Liputan6.com, Jakarta - Komisi Pemberantasan Korupsi (KPK) menerima permohonan perlindungan dari salah satu saksi kasus suap izin pembangunan proyek Meikarta. Saksi tersebut minta perlindungan lantaran merasa diancam oleh mantan Presiden Direktur PT Lippo Cikarang Bartholomeus Toto (BTO).

"KPK menerima permohonan perlindungan dari salah seorang saksi yang merasa terancam karena dilaporkan ke kepolisian oleh tersangka BTO," ujar Juru Bicara KPK Febri Diansyah di Gedung KPK, Kuningan, Jakarta Selatan, Kamis (12/12/2019).

Febri tak menyebut siapa saksi yang dilaporkan oleh Toto. Namun diketahui, Toto melaporkan mantan anak buahnya, Edi Dwi Soesianto alias Edi Soes ke Polrestabes Bandung. Edi Soes dilaporkan Toto atas tuduhan fitnah dan pencemaran nama baik.

"Mengacu pada UU Perlindungan Saksi dan Korban, maka terdapat aturan yang tegas bahwa saksi tidak dapat dituntut secara pidana ataupun perdata," kata Febri.

Selain itu, mengacu pada UU tentang Pemberantasan Tindak Pidana Korupsi bahwa penyidikan, penuntutan, dan pemeriksaan di sidang pengadilan dalam perkara tindak pidana korupsi harus didahulukan dari perkara lain guna penyelesaian secepatnya.

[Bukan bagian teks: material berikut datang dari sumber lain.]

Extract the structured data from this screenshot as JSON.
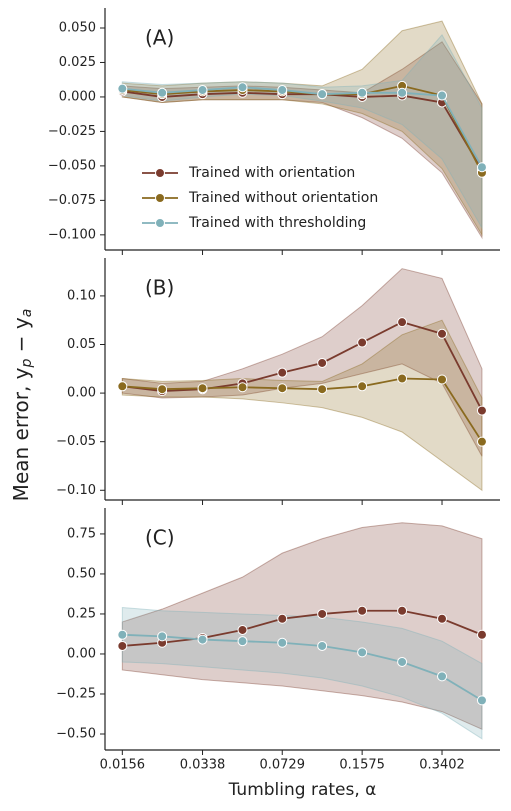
{
  "chart_data": [
    {
      "type": "line",
      "panel_label": "(A)",
      "x": [
        0.0156,
        0.0229,
        0.0338,
        0.0497,
        0.0729,
        0.1071,
        0.1575,
        0.2315,
        0.3402,
        0.5
      ],
      "xlim": [
        0.0132,
        0.595
      ],
      "ylim": [
        -0.111,
        0.0645
      ],
      "yticks": [
        {
          "value": 0.05,
          "label": "0.050"
        },
        {
          "value": 0.025,
          "label": "0.025"
        },
        {
          "value": 0,
          "label": "0.000"
        },
        {
          "value": -0.025,
          "label": "−0.025"
        },
        {
          "value": -0.05,
          "label": "−0.050"
        },
        {
          "value": -0.075,
          "label": "−0.075"
        },
        {
          "value": -0.1,
          "label": "−0.100"
        }
      ],
      "legend": "lower left",
      "series": [
        {
          "name": "Trained with orientation",
          "color": "#7a3b2e",
          "values": [
            0.004,
            0.0,
            0.002,
            0.003,
            0.002,
            0.002,
            0.0,
            0.001,
            -0.004,
            -0.053
          ],
          "upper": [
            0.008,
            0.006,
            0.007,
            0.008,
            0.007,
            0.005,
            0.003,
            0.02,
            0.04,
            -0.005
          ],
          "lower": [
            0.0,
            -0.004,
            -0.002,
            -0.002,
            -0.002,
            -0.004,
            -0.015,
            -0.03,
            -0.055,
            -0.102
          ]
        },
        {
          "name": "Trained without orientation",
          "color": "#8a6a1f",
          "values": [
            0.005,
            0.002,
            0.004,
            0.005,
            0.004,
            0.002,
            0.002,
            0.008,
            0.001,
            -0.055
          ],
          "upper": [
            0.01,
            0.008,
            0.01,
            0.011,
            0.01,
            0.008,
            0.02,
            0.048,
            0.055,
            -0.005
          ],
          "lower": [
            0.0,
            -0.004,
            -0.002,
            -0.002,
            -0.002,
            -0.005,
            -0.012,
            -0.025,
            -0.052,
            -0.1
          ]
        },
        {
          "name": "Trained with thresholding",
          "color": "#80b1b9",
          "values": [
            0.006,
            0.003,
            0.005,
            0.007,
            0.005,
            0.002,
            0.003,
            0.003,
            0.001,
            -0.051
          ],
          "upper": [
            0.011,
            0.009,
            0.01,
            0.011,
            0.01,
            0.007,
            0.008,
            0.012,
            0.045,
            -0.008
          ],
          "lower": [
            0.001,
            -0.003,
            0.0,
            0.002,
            0.001,
            -0.003,
            -0.008,
            -0.02,
            -0.045,
            -0.095
          ]
        }
      ]
    },
    {
      "type": "line",
      "panel_label": "(B)",
      "x": [
        0.0156,
        0.0229,
        0.0338,
        0.0497,
        0.0729,
        0.1071,
        0.1575,
        0.2315,
        0.3402,
        0.5
      ],
      "xlim": [
        0.0132,
        0.595
      ],
      "ylim": [
        -0.11,
        0.139
      ],
      "yticks": [
        {
          "value": 0.1,
          "label": "0.10"
        },
        {
          "value": 0.05,
          "label": "0.05"
        },
        {
          "value": 0,
          "label": "0.00"
        },
        {
          "value": -0.05,
          "label": "−0.05"
        },
        {
          "value": -0.1,
          "label": "−0.10"
        }
      ],
      "series": [
        {
          "color": "#7a3b2e",
          "values": [
            0.007,
            0.002,
            0.004,
            0.01,
            0.021,
            0.031,
            0.052,
            0.073,
            0.061,
            -0.018
          ],
          "upper": [
            0.015,
            0.01,
            0.012,
            0.025,
            0.04,
            0.058,
            0.09,
            0.128,
            0.118,
            0.025
          ],
          "lower": [
            0.0,
            -0.005,
            -0.004,
            -0.002,
            0.005,
            0.01,
            0.02,
            0.03,
            0.01,
            -0.065
          ]
        },
        {
          "color": "#8a6a1f",
          "values": [
            0.007,
            0.004,
            0.005,
            0.006,
            0.005,
            0.004,
            0.007,
            0.015,
            0.014,
            -0.05
          ],
          "upper": [
            0.015,
            0.012,
            0.013,
            0.015,
            0.013,
            0.012,
            0.03,
            0.06,
            0.075,
            -0.005
          ],
          "lower": [
            -0.002,
            -0.004,
            -0.004,
            -0.006,
            -0.01,
            -0.015,
            -0.025,
            -0.04,
            -0.07,
            -0.1
          ]
        }
      ]
    },
    {
      "type": "line",
      "panel_label": "(C)",
      "x": [
        0.0156,
        0.0229,
        0.0338,
        0.0497,
        0.0729,
        0.1071,
        0.1575,
        0.2315,
        0.3402,
        0.5
      ],
      "xlim": [
        0.0132,
        0.595
      ],
      "ylim": [
        -0.6,
        0.912
      ],
      "xticks": [
        0.0156,
        0.0338,
        0.0729,
        0.1575,
        0.3402
      ],
      "xlabel": "Tumbling rates, α",
      "ylabel": "Mean error, y_p − y_a",
      "yticks": [
        0.75,
        {
          "value": 0.5,
          "label": "0.50"
        },
        0.25,
        {
          "value": 0,
          "label": "0.00"
        },
        {
          "value": -0.25,
          "label": "−0.25"
        },
        {
          "value": -0.5,
          "label": "−0.50"
        }
      ],
      "series": [
        {
          "color": "#7a3b2e",
          "values": [
            0.05,
            0.07,
            0.1,
            0.15,
            0.22,
            0.25,
            0.27,
            0.27,
            0.22,
            0.12
          ],
          "upper": [
            0.2,
            0.28,
            0.38,
            0.48,
            0.63,
            0.72,
            0.79,
            0.82,
            0.8,
            0.72
          ],
          "lower": [
            -0.1,
            -0.13,
            -0.16,
            -0.18,
            -0.2,
            -0.23,
            -0.26,
            -0.3,
            -0.36,
            -0.47
          ]
        },
        {
          "color": "#80b1b9",
          "values": [
            0.12,
            0.11,
            0.09,
            0.08,
            0.07,
            0.05,
            0.01,
            -0.05,
            -0.14,
            -0.29
          ],
          "upper": [
            0.29,
            0.27,
            0.26,
            0.25,
            0.24,
            0.23,
            0.2,
            0.16,
            0.08,
            -0.06
          ],
          "lower": [
            -0.05,
            -0.06,
            -0.08,
            -0.1,
            -0.12,
            -0.15,
            -0.2,
            -0.27,
            -0.37,
            -0.53
          ]
        }
      ]
    }
  ]
}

"Kami yakin, Polri memahami hal tersebut," kata Febri.

Febri mengatakan, upaya untuk melaporkan para saksi ke institusi Polri kerap terjadi. Febri yakin Polri memahami keutamaan penanganan kasus tindak pidana korupsi dibanding kasus pidana atau perdata.

"Jangan sampai saksi takut dan merasa terancam memberikan keterangan yang sebenar-benarnya. Apalagi dalam membongkar sebuah kejahatan yang melibatkan aktor-aktor yang memiliki kekuasaan," kata jubir KPK itu.

KPK Resmi Tahan Eks Presdir Lippo Cikarang Bartholomeus Toto
Mantan Presiden Direktur PT Lippo Cikarang, Bartholomeus Toto memakai rompi tahanan usai menjalani pemeriksaan di Gedung KPK, Jakarta, Rabu (20/11/2019). Bartholomeus Toto ditahan terkait suap pengurusan perizinan proyek pembangunan Meikarta di Bekasi, Jawa Barat. (merdeka.com/Dwi Narwoko)

Saksikan Video Pilihan Berikut Ini:

Eks Presdir Lippo Cikarang Ditahan KPK

Mantan Presiden Direktur PT Lippo Cikarang Bartholomeus Toto (BTO) ditahan tim penyidik Komisi Pemberantasan Korupsi (KPK). Toto ditahan usai menjalani pemeriksaan sebagai tersangka kasus suap perizinan proyek pembangunan Meikarta.

"Tersangka BTO, swasta ditahan selama 20 hari pertama di Rutan cabang KPK di belakang Gedung Merah Putih KPK," ujar Juru Bicara KPK Febri Diansyah saat dikonfirmasi, Rabu (20/11/2019).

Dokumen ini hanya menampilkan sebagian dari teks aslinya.